Tip 2: Daily Interactions with Students
It’s important to maintain a connection with your students. They are used to seeing you everyday and when this opportunity is taken away they feel disconnected from you and school. While ongoing Zoom meetings can be exhausting, I recommend alternating these with pre-recorded video. Videos and live meetings should have a balance of checking student wellbeing and learning. Teachers could have special meetings where children bring something with them to show their class, you could play a class game, have break out rooms or include fun songs, dances, questions in your pre-recorded videos. Interactions with students need to be maintained beyond an email or feedback on a piece of submitted work. It also needs to be fun and purposeful so that students remain engaged. Leading me into Tip 3…
Tip 3: Teaching and Learning
Remote learning is not the same as home schooling. In home schooling the parents or carers are the sole educators and responsible for the planning and implementing of learning experiences for children.
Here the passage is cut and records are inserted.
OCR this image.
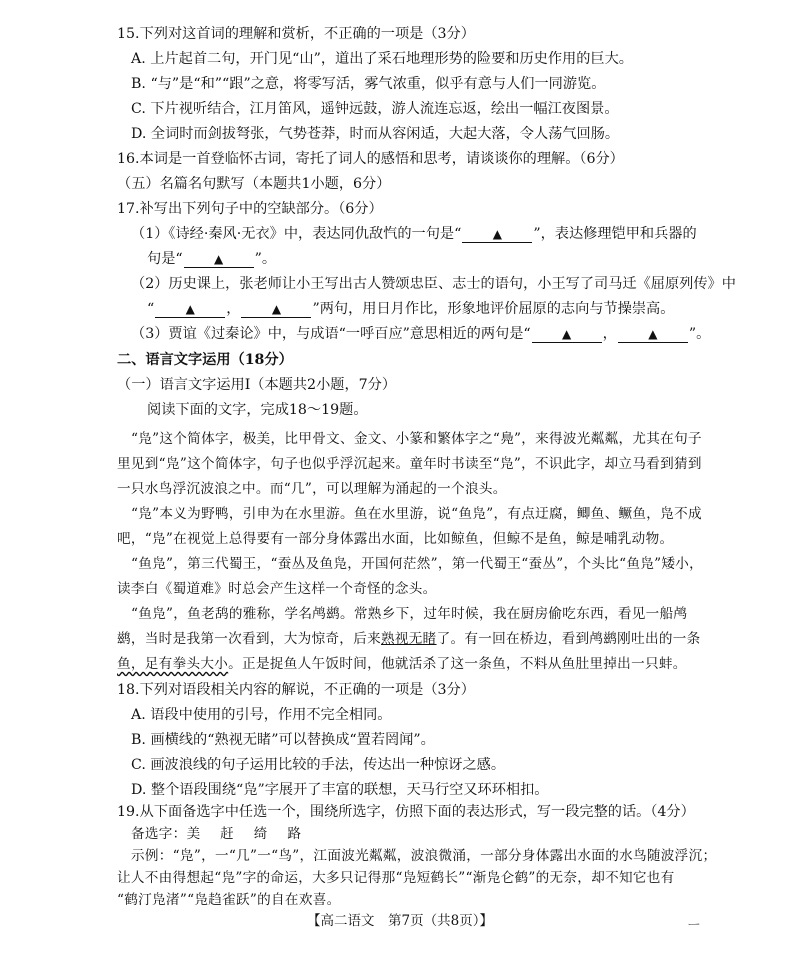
15.下列对这首词的理解和赏析，不正确的一项是（3分）
A. 上片起首二句，开门见“山”，道出了采石地理形势的险要和历史作用的巨大。
B. “与”是“和”“跟”之意，将零写活，雾气浓重，似乎有意与人们一同游览。
C. 下片视听结合，江月笛风，遥钟远鼓，游人流连忘返，绘出一幅江夜图景。
D. 全词时而剑拔弩张，气势苍莽，时而从容闲适，大起大落，令人荡气回肠。
16.本词是一首登临怀古词，寄托了词人的感悟和思考，请谈谈你的理解。（6分）
（五）名篇名句默写（本题共1小题，6分）
17.补写出下列句子中的空缺部分。（6分）
（1）《诗经·秦风·无衣》中，表达同仇敌忾的一句是“	▲ ”，表达修理铠甲和兵器的
句是“	▲ ”。
（2）历史课上，张老师让小王写出古人赞颂忠臣、志士的语句，小王写了司马迁《屈原列传》中
“	▲ ，	▲ ”两句，用日月作比，形象地评价屈原的志向与节操崇高。
（3）贾谊《过秦论》中，与成语“一呼百应”意思相近的两句是“	▲ ，	▲ ”。
二、语言文字运用（18分）
（一）语言文字运用Ⅰ（本题共2小题，7分）
阅读下面的文字，完成18～19题。
“凫”这个简体字，极美，比甲骨文、金文、小篆和繁体字之“鳧”，来得波光粼粼，尤其在句子
里见到“凫”这个简体字，句子也似乎浮沉起来。童年时书读至“凫”，不识此字，却立马看到猜到
一只水鸟浮沉波浪之中。而“几”，可以理解为涌起的一个浪头。
“凫”本义为野鸭，引申为在水里游。鱼在水里游，说“鱼凫”，有点迂腐，鲫鱼、鳜鱼，凫不成
吧，“凫”在视觉上总得要有一部分身体露出水面，比如鲸鱼，但鲸不是鱼，鲸是哺乳动物。
“鱼凫”，第三代蜀王，“蚕丛及鱼凫，开国何茫然”，第一代蜀王“蚕丛”，个头比“鱼凫”矮小，
读李白《蜀道难》时总会产生这样一个奇怪的念头。
“鱼凫”，鱼老鸹的雅称，学名鸬鹚。常熟乡下，过年时候，我在厨房偷吃东西，看见一船鸬
鹚，当时是我第一次看到，大为惊奇，后来熟视无睹了。有一回在桥边，看到鸬鹚刚吐出的一条
鱼，足有拳头大小。正是捉鱼人午饭时间，他就活杀了这一条鱼，不料从鱼肚里掉出一只蚌。
18.下列对语段相关内容的解说，不正确的一项是（3分）
A. 语段中使用的引号，作用不完全相同。
B. 画横线的“熟视无睹”可以替换成“置若罔闻”。
C. 画波浪线的句子运用比较的手法，传达出一种惊讶之感。
D. 整个语段围绕“凫”字展开了丰富的联想，天马行空又环环相扣。
19.从下面备选字中任选一个，围绕所选字，仿照下面的表达形式，写一段完整的话。（4分）
备选字：美赶绮路
示例：“凫”，一“几”一“鸟”，江面波光粼粼，波浪微涌，一部分身体露出水面的水鸟随波浮沉；
让人不由得想起“凫”字的命运，大多只记得那“凫短鹤长”“渐凫仑鹤”的无奈，却不知它也有
【高二语文　第7页（共8页）】	ㅡ
“鹤汀凫渚”“凫趋雀跃”的自在欢喜。
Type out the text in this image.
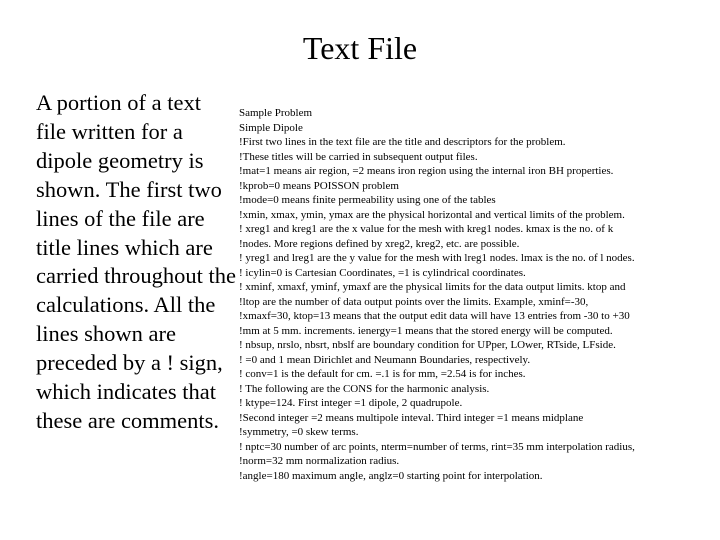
Text File

A portion of a text file written for a dipole geometry is shown. The first two lines of the file are title lines which are carried throughout the calculations. All the lines shown are preceded by a ! sign, which indicates that these are comments.

Sample Problem
Simple Dipole
!First two lines in the text file are the title and descriptors for the problem.
!These titles will be carried in subsequent output files.
!mat=1 means air region, =2 means iron region using the internal iron BH properties.
!kprob=0 means POISSON problem
!mode=0 means finite permeability using one of the tables
!xmin, xmax, ymin, ymax are the physical horizontal and vertical limits of the problem.
! xreg1 and kreg1 are the x value for the mesh with kreg1 nodes. kmax is the no. of k
!nodes. More regions defined by xreg2, kreg2, etc. are possible.
! yreg1 and lreg1 are the y value for the mesh with lreg1 nodes. lmax is the no. of l nodes.
! icylin=0 is Cartesian Coordinates, =1 is cylindrical coordinates.
! xminf, xmaxf, yminf, ymaxf are the physical limits for the data output limits. ktop and
!ltop are the number of data output points over the limits. Example, xminf=-30,
!xmaxf=30, ktop=13 means that the output edit data will have 13 entries from -30 to +30
!mm at 5 mm. increments. ienergy=1 means that the stored energy will be computed.
! nbsup, nrslo, nbsrt, nbslf are boundary condition for UPper, LOwer, RTside, LFside.
! =0 and 1 mean Dirichlet and Neumann Boundaries, respectively.
! conv=1 is the default for cm. =.1 is for mm, =2.54 is for inches.
! The following are the CONS for the harmonic analysis.
! ktype=124. First integer =1 dipole, 2 quadrupole.
!Second integer =2 means multipole inteval. Third integer =1 means midplane
!symmetry, =0 skew terms.
! nptc=30 number of arc points, nterm=number of terms, rint=35 mm interpolation radius,
!norm=32 mm normalization radius.
!angle=180 maximum angle, anglz=0 starting point for interpolation.
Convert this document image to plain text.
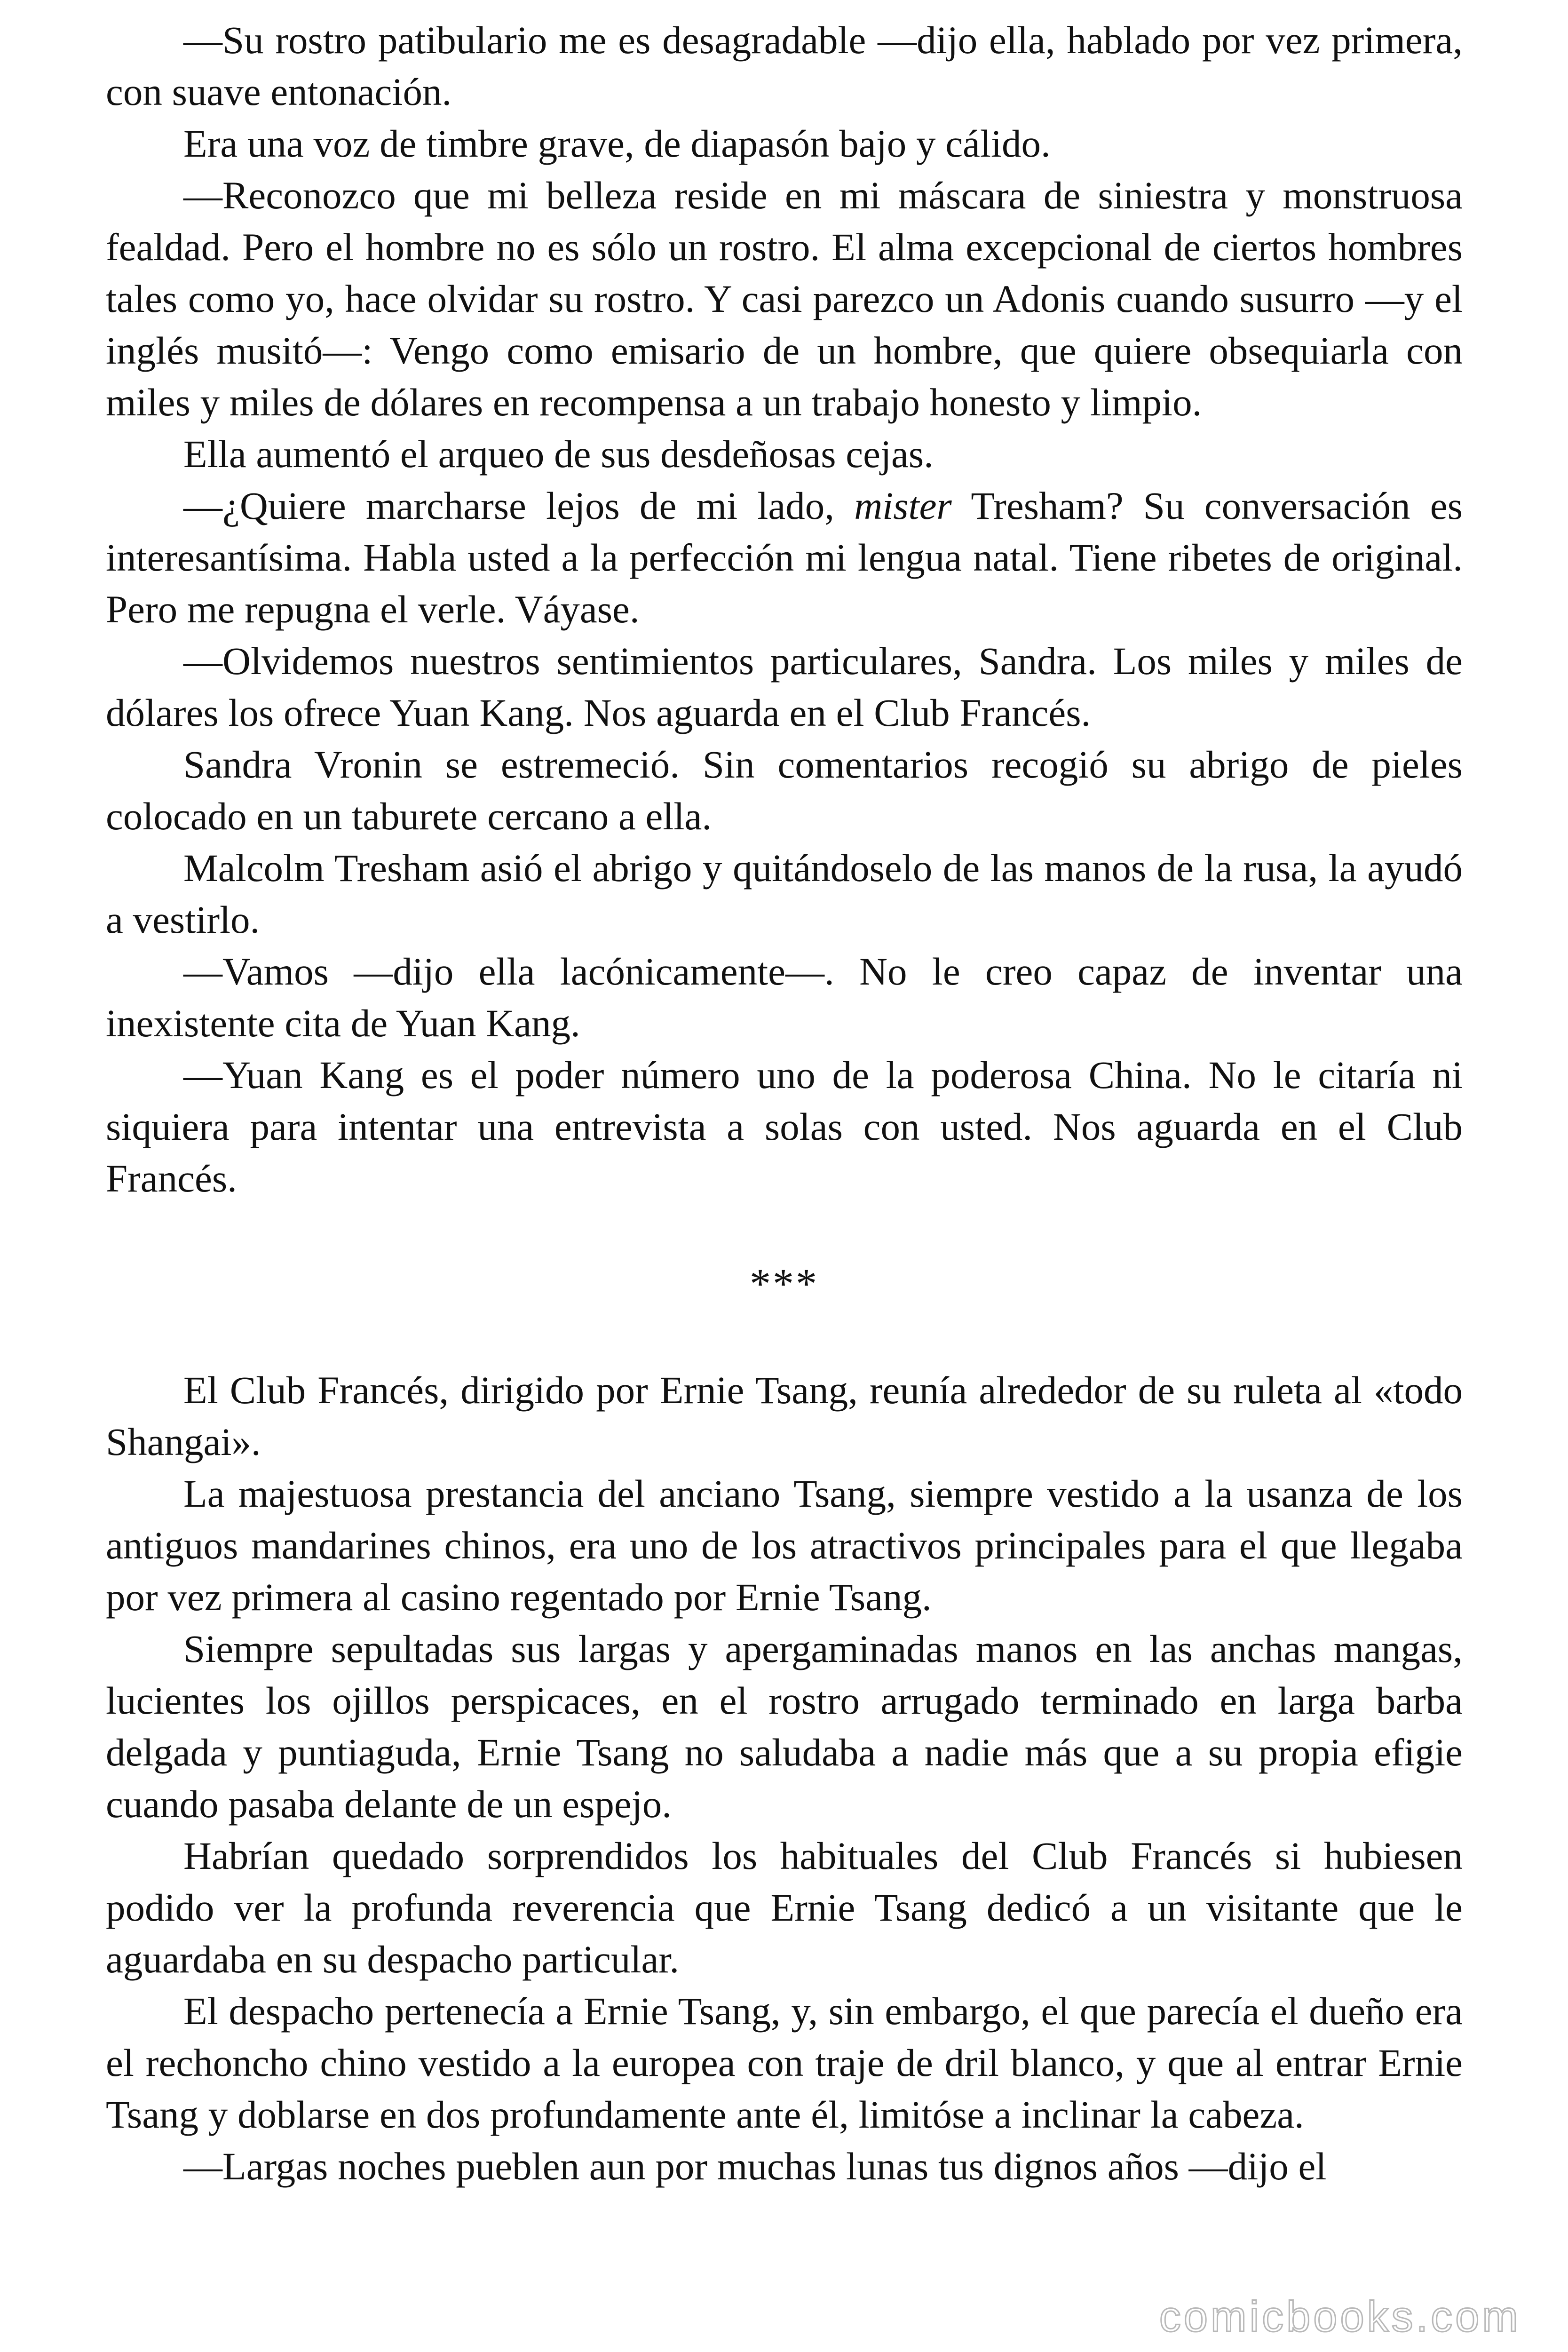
—Su rostro patibulario me es desagradable —dijo ella, hablado por vez primera, con suave entonación.

Era una voz de timbre grave, de diapasón bajo y cálido.

—Reconozco que mi belleza reside en mi máscara de siniestra y monstruosa fealdad. Pero el hombre no es sólo un rostro. El alma excepcional de ciertos hombres tales como yo, hace olvidar su rostro. Y casi parezco un Adonis cuando susurro —y el inglés musitó—: Vengo como emisario de un hombre, que quiere obsequiarla con miles y miles de dólares en recompensa a un trabajo honesto y limpio.

Ella aumentó el arqueo de sus desdeñosas cejas.

—¿Quiere marcharse lejos de mi lado, mister Tresham? Su conversación es interesantísima. Habla usted a la perfección mi lengua natal. Tiene ribetes de original. Pero me repugna el verle. Váyase.

—Olvidemos nuestros sentimientos particulares, Sandra. Los miles y miles de dólares los ofrece Yuan Kang. Nos aguarda en el Club Francés.

Sandra Vronin se estremeció. Sin comentarios recogió su abrigo de pieles colocado en un taburete cercano a ella.

Malcolm Tresham asió el abrigo y quitándoselo de las manos de la rusa, la ayudó a vestirlo.

—Vamos —dijo ella lacónicamente—. No le creo capaz de inventar una inexistente cita de Yuan Kang.

—Yuan Kang es el poder número uno de la poderosa China. No le citaría ni siquiera para intentar una entrevista a solas con usted. Nos aguarda en el Club Francés.

***

El Club Francés, dirigido por Ernie Tsang, reunía alrededor de su ruleta al «todo Shangai».

La majestuosa prestancia del anciano Tsang, siempre vestido a la usanza de los antiguos mandarines chinos, era uno de los atractivos principales para el que llegaba por vez primera al casino regentado por Ernie Tsang.

Siempre sepultadas sus largas y apergaminadas manos en las anchas mangas, lucientes los ojillos perspicaces, en el rostro arrugado terminado en larga barba delgada y puntiaguda, Ernie Tsang no saludaba a nadie más que a su propia efigie cuando pasaba delante de un espejo.

Habrían quedado sorprendidos los habituales del Club Francés si hubiesen podido ver la profunda reverencia que Ernie Tsang dedicó a un visitante que le aguardaba en su despacho particular.

El despacho pertenecía a Ernie Tsang, y, sin embargo, el que parecía el dueño era el rechoncho chino vestido a la europea con traje de dril blanco, y que al entrar Ernie Tsang y doblarse en dos profundamente ante él, limitóse a inclinar la cabeza.

—Largas noches pueblen aun por muchas lunas tus dignos años —dijo el

comicbooks.com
In remote learning the teacher remains the one responsible for the education and learning experiences, while the parents and carers offer support and help where needed. Of course, it is more difficult for teachers to provide individualised and guided learning experiences during remote learning, but not impossible. It is important to teach at least one new concept, skill or piece of content each day during remote learning. This keeps students engaged, motivated and moving forward in learning. It also allows teachers to feel a sense of purpose and motivation because, let’s face it, we became teachers to teach!
Tip 4: Zoom Through
Overall, with an aspect of fun or wellbeing and an aspect of teaching and learning, Zoom sessions and videos should be kept as short as possible. A good rule of thumb is to use the age of students as a guide. For example: if your class is Year 2 then an 8-10 minute Zoom session occurs, if they are in Year 6 then a 12-15 minute video is recorded. Expecting children to be engaged longer than this is pointless and unproductive. A Kindergarten child being expected to watch their teacher for 20 minutes teach them a new sound for literacy is going to end up with that child distracted, bored and disengaged, meaning they may not be able to complete the task you set for them successfully and therefore becomes ineffective teaching and learning practice, relying on parents and carers forced to teach the concept to them again. I recommend keeping it short and sharp, even if there are multiple pre-recorded videos throughout the day attached to activities.